Но если, следуя ницшеанскому отождествлению истины и женщины, мы обращаем женское покрывало в покрывало, скрывающее конечную Истину, подлинная ставка мусульманского покрывала становится даже понятней. Женщина это угроза, поскольку она выступает за «неразрешимость» истины, за преемственность от тех покрывал, под которыми нет скрытого содержания. Именно покрывая её, мы создаём иллюзию, что там, под покрывалом, конечно, расположена женская Истина – ужасная истина обмана и хитрости

Для иллюстрации этой мысли вспомним голливудскую мелодраму 1939 года «Красивый жест»(Beau Geste). В этом фильме старший из трёх братьев, которые живут с их благожелательной тётей, что уже намекает на немыслимую жестокость, похищает бесценное бриллиантовое ожерелье – гордость тётиной семьи,  и исчезает с ним, зная, что его репутация уничтожена, что отныне он будет известен как неблагодарный вор для своей благодетельницы. Но почему он так поступил?

В конце фильма мы узнаём - он сделал это дабы предотвратить постыдное разоблачение, т.к. ожерелье является подделкой: втайне от других он недавно узнал, что тётя была вынуждена продать его богатому махарадже, чтобы спасти семью от банкротства и заменила его дешевой подделкой. Как раз накануне этого «воровства» он узнал, что дальний дядя, совладелец ожерелья, захотел продать его для получения своей доли. Если бы ожерелье было продано, его поддельность несомненно бы обнаружилась, и потому единсвенным способом сохранить тетину  а также и семейную честь была постановочная кража.

Другими словами, преступление кражи совершается для сокрытия факта, что воровать в конечном счете нечего! Подобным образом выглядит скрываемый скандал Ислама только женщина, само воплощение неразличимости правды и лжи, может гарантировать Истину. По этой причине она должна оставаться покрытой.

Это возвращает меня к теме женщины и Востока. Действительный выбор - не между ближневосточным мужским Исламом и дальневосточной женской духовностью (сегодня столь популярной на Западе), а между дальневосточным возвышением женщины как Матери-Богини (порождающей-и-разрушающей субстанции мира) и мусульманским недоверием к женщине, которое парадоксально, негативным образом демонстрирует более прямую  подрывную-креативную мощь женской субъективности.

Позвольте проиллюстрировать это неожиданной ссылкой на простое произведение искусства. Предмет под номером PO 24.1999 в Музее Исламского искусства в Дохе – глиняное блюдо 10 века из Ирана или Средней Азии. Оно 43 см в диаметре и декорировано черной на белом поле записью выражения, приписываемого Яхье ибн Зияду: «Глуп тот человек, который упускает свой шанс и затем бранит судьбу».
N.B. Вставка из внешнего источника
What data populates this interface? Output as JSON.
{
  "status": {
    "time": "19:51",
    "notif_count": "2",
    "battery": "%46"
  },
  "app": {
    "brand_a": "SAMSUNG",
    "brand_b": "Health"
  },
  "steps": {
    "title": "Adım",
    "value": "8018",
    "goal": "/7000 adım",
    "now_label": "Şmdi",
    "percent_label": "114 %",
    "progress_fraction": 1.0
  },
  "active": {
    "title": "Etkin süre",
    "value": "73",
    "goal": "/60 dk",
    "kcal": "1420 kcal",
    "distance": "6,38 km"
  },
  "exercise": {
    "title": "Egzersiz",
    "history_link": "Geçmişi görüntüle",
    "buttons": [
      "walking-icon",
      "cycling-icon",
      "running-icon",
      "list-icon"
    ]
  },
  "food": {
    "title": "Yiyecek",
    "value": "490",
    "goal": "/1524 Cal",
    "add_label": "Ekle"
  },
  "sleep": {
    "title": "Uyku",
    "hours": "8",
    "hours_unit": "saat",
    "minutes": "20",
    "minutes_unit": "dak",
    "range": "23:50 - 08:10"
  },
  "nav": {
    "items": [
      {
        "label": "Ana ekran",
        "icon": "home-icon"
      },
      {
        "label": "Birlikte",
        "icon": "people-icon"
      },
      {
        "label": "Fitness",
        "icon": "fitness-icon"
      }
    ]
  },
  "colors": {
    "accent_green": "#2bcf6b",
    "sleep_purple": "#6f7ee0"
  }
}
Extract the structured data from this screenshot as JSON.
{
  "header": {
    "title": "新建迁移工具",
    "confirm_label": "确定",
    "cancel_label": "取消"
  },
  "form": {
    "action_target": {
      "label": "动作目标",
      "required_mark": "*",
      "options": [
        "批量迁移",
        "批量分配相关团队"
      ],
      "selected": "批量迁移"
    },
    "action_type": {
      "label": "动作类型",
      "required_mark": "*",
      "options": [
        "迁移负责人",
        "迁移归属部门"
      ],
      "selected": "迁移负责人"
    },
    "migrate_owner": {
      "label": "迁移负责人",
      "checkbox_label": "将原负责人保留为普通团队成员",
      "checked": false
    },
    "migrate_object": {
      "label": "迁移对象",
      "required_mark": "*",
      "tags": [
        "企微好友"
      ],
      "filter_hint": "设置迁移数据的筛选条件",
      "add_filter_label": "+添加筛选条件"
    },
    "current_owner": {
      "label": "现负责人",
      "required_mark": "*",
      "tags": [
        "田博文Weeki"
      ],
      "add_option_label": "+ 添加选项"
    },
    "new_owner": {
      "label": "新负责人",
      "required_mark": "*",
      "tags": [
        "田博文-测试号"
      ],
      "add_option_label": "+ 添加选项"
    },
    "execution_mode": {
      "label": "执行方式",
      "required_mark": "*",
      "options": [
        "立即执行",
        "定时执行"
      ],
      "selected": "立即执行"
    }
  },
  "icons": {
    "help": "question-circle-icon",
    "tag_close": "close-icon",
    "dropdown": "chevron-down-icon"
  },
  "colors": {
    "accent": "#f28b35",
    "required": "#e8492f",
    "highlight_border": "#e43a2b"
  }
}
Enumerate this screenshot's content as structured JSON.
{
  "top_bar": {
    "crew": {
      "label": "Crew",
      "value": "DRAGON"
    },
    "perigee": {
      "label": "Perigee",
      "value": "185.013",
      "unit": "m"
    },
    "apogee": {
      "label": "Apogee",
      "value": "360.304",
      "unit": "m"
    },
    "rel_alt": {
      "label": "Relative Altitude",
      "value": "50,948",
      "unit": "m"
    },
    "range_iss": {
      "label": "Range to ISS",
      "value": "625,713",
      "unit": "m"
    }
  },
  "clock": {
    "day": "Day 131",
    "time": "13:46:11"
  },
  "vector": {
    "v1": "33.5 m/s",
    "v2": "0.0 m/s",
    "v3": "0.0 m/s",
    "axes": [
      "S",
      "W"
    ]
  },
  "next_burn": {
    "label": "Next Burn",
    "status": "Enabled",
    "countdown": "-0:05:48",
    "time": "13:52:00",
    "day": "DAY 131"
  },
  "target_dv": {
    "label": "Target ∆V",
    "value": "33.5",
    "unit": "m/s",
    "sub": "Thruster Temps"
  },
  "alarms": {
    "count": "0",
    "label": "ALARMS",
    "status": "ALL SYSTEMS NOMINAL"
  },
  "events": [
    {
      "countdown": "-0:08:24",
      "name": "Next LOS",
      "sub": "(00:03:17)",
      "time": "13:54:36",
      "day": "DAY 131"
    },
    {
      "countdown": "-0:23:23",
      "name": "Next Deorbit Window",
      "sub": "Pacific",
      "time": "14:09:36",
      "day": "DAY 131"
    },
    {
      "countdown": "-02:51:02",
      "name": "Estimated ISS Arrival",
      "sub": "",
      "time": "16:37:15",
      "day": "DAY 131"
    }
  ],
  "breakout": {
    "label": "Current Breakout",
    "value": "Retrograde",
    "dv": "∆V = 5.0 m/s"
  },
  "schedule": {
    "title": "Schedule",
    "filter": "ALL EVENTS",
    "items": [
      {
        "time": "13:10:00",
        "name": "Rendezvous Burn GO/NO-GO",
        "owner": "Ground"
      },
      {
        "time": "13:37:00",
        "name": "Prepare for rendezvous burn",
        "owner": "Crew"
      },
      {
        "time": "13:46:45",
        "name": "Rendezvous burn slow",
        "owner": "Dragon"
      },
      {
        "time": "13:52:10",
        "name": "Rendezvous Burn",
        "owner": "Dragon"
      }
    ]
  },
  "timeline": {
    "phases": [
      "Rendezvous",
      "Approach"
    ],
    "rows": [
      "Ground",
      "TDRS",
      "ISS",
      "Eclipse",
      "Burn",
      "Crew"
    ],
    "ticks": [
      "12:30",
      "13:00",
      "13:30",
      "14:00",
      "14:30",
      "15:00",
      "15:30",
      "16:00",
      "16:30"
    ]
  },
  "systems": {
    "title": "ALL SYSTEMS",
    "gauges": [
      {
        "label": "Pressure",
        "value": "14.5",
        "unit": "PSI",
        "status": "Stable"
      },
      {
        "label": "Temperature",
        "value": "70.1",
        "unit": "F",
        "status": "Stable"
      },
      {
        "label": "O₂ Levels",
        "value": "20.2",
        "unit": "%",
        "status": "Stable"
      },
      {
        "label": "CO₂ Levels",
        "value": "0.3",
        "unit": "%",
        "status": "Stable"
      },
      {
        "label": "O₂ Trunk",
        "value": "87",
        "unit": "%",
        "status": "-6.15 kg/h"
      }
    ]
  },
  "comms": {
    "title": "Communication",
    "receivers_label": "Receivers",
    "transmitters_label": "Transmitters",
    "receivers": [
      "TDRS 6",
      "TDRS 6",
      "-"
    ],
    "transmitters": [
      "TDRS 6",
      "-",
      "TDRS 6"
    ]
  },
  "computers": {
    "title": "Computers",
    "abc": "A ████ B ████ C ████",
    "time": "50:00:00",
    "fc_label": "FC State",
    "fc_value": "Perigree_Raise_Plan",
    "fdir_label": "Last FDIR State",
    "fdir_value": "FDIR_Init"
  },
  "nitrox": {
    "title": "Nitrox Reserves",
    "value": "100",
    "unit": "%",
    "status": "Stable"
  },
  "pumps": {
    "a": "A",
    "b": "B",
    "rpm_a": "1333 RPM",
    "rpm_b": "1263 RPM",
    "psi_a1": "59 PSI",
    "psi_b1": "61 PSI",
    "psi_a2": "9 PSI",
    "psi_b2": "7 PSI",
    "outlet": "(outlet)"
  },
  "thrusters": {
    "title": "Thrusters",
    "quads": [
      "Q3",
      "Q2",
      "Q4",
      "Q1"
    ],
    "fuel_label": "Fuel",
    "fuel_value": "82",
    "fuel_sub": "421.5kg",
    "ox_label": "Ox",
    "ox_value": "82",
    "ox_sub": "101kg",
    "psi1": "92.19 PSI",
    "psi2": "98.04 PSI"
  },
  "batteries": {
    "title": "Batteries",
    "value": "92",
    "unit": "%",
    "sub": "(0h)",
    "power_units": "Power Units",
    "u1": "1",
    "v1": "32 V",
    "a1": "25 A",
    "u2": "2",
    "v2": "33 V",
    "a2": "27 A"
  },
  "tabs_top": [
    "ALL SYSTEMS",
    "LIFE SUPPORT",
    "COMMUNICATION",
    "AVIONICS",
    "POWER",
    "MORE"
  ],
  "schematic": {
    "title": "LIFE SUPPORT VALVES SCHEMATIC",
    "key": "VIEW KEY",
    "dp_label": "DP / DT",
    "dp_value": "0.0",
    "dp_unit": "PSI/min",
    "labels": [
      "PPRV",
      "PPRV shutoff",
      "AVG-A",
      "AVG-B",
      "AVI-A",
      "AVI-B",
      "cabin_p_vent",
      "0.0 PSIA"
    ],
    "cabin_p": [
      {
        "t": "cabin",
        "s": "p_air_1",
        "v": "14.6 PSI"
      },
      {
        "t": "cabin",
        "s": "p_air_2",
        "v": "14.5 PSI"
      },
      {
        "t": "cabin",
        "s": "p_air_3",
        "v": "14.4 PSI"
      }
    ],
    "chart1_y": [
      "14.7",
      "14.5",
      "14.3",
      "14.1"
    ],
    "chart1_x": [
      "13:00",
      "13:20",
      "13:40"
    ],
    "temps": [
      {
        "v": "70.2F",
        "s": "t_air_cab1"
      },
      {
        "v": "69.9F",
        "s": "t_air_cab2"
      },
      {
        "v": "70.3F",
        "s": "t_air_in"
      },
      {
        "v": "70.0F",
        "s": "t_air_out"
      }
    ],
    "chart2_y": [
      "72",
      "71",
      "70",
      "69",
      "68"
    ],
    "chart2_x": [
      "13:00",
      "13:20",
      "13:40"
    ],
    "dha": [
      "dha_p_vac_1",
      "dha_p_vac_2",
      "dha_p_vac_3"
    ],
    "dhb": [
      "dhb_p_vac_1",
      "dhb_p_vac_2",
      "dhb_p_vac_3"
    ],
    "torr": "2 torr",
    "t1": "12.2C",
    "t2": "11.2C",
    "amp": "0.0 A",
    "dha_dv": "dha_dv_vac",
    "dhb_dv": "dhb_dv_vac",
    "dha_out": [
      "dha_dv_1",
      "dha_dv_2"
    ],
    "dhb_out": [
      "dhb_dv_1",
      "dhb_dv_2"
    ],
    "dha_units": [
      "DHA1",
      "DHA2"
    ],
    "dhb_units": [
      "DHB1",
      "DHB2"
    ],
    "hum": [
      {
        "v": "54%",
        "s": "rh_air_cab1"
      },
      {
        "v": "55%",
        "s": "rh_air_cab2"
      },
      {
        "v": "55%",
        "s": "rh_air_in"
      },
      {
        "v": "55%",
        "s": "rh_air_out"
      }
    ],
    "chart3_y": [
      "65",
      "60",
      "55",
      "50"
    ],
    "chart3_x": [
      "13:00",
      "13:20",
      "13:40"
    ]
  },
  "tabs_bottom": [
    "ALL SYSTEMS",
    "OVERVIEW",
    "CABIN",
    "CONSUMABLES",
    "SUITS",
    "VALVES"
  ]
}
Такие блюда служили для намека на подобающую беседу образованных мужчин во время и после еды - древнее и, к сожалению, забытое искусство, последним исполнителем которого был, возможно, Иммануил Кант. Такая практика неведома нашему времени фаст-фуда, когда знаем лишь деловую еду («еду власти») но не «еду размышлений»

В чём смысл послания на этом блюде? Оно просто отражает временнóе измерение использования блюда: когда, в начале трапезы, едоки в первую очередь воспринимают надпись лишь на крае полного блюда, они видят в ней простую банальность, урок о шансе и умении его ухватить, и ожидают «морали», скрытой под грудой еды. Однако, когда блюдо пустеет, они видят, что скрытое послание – открытая банальность. Тогда они понимают, что упустили истину и потому возвращаются к ней; и, прочитывая снова, понимают, что речь не о шансе противостоящем судьбе, а о чём-то более сложном и интересном: как это – был властным над выбором своей судьбы.

Это послание касается самой сердцевины мусульманского опыта, незамеченного западными христианами. В нацистских концентрационных лагерях, «живые мертвые», узники, которые утратили волю к жизни и превратились в подобие тени, назывались «Мусульманами» (ирония этого в том, что в большинстве они были евреями!). Это наименование выражает западное клише о мусульманах, как пассивно предавшихся божественно предписанной судьбе (и потому, конечно, нам напоминают, что «Ислам» означает «подчинение»).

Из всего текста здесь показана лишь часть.